CAN NOT Load Workflow sometimes After upgrading KNIME Server 4.13

I have upgraded KNIME Server from 4.8 to 4.13.5.
Most of the time it seems work well but the following error occurred when I executed workflow manually yesterday night:
image

knime.ini

Related log:

2022-03-17 21:44:10,692 : WARN  : pool-1-thread-7 :  : WorkMessageDispatcher :  :  : CPU usage (97.35842441745677) above threshold (90.0)
2022-03-17 21:44:10,705 : WARN  : Consumer reconnect poller :  : WorkMessageDispatcher :  :  : **CPU usage (97.35842441745677) above threshold (90.0)**
..........(Omit same info)
2022-03-17 21:49:23,445 : WARN  : Consumer reconnect poller :  : WorkMessageDispatcher :  :  : **CPU usage (97.67813942752335) above threshold (90.0)**
org.eclipse.core.runtime.CoreException: Error occurred while loading workflow into memory: An error occurred during the creation of a job for '/WF_019_Read_ResearchFile': Job wasn't loaded within 3 minutes. This usually happens if the executor is overloaded or if no executor is available at all. Please check back with your server administrator.
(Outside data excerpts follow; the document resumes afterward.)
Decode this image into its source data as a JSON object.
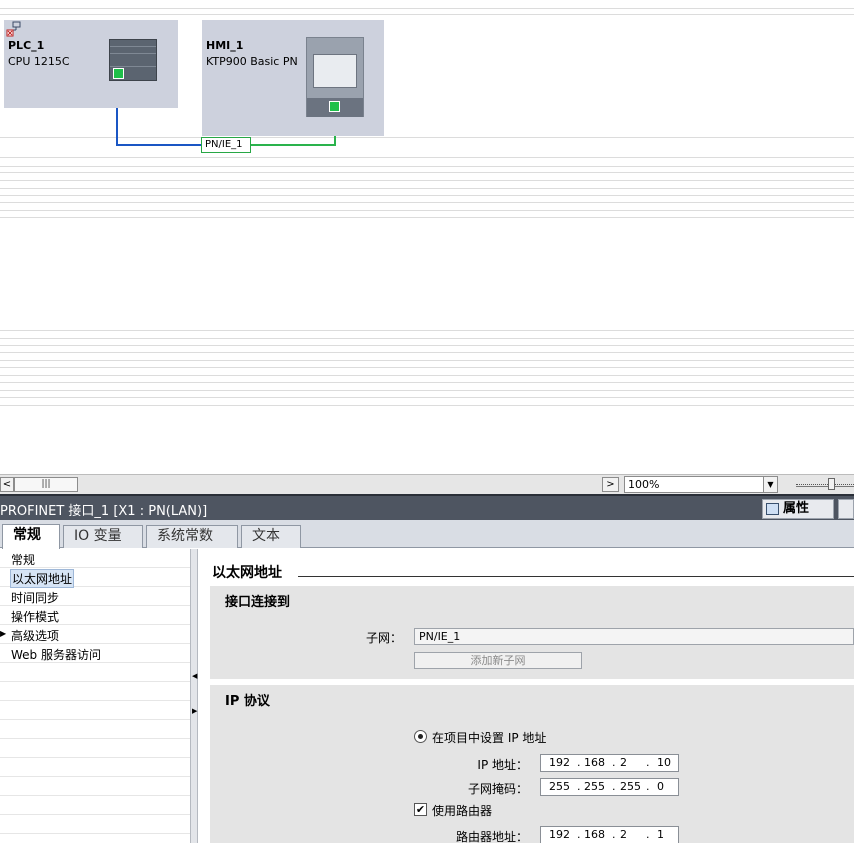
{
  "canvas": {
    "plc": {
      "name": "PLC_1",
      "type": "CPU 1215C"
    },
    "hmi": {
      "name": "HMI_1",
      "type": "KTP900 Basic PN"
    },
    "network": "PN/IE_1"
  },
  "scrollbar": {
    "zoom": "100%",
    "thumb_glyph": "|||",
    "left_arrow": "<",
    "right_arrow": ">",
    "dropdown_arrow": "▼"
  },
  "properties": {
    "title": "PROFINET 接口_1 [X1 : PN(LAN)]",
    "tab_label": "属性"
  },
  "tabs": [
    "常规",
    "IO 变量",
    "系统常数",
    "文本"
  ],
  "nav": {
    "items": [
      "常规",
      "以太网地址",
      "时间同步",
      "操作模式",
      "高级选项",
      "Web 服务器访问"
    ],
    "selected": 1
  },
  "content": {
    "section_title": "以太网地址",
    "interface_group": {
      "title": "接口连接到",
      "subnet_label": "子网：",
      "subnet_value": "PN/IE_1",
      "add_subnet": "添加新子网"
    },
    "ip_group": {
      "title": "IP 协议",
      "radio_label": "在项目中设置 IP 地址",
      "ip_label": "IP 地址：",
      "ip": [
        "192",
        "168",
        "2",
        "10"
      ],
      "mask_label": "子网掩码：",
      "mask": [
        "255",
        "255",
        "255",
        "0"
      ],
      "router_check_label": "使用路由器",
      "router_label": "路由器地址：",
      "router": [
        "192",
        "168",
        "2",
        "1"
      ]
    }
  }
}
	at com.knime.explorer.server.rest.RestServerExplorerFileStore.throwCoreException(RestServerExplorerFileStore.java:472)
	at com.knime.explorer.server.rest.RestServerExplorerFileStore.loadWorkflow(RestServerExplorerFileStore.java:1522)
	at com.knime.explorer.server.internal.view.actions.rest.RestServerExecuteAction.execute(RestServerExecuteAction.java:262)
	at com.knime.explorer.server.internal.view.actions.rest.RestServerExecuteAction$2.run(RestServerExecuteAction.java:157)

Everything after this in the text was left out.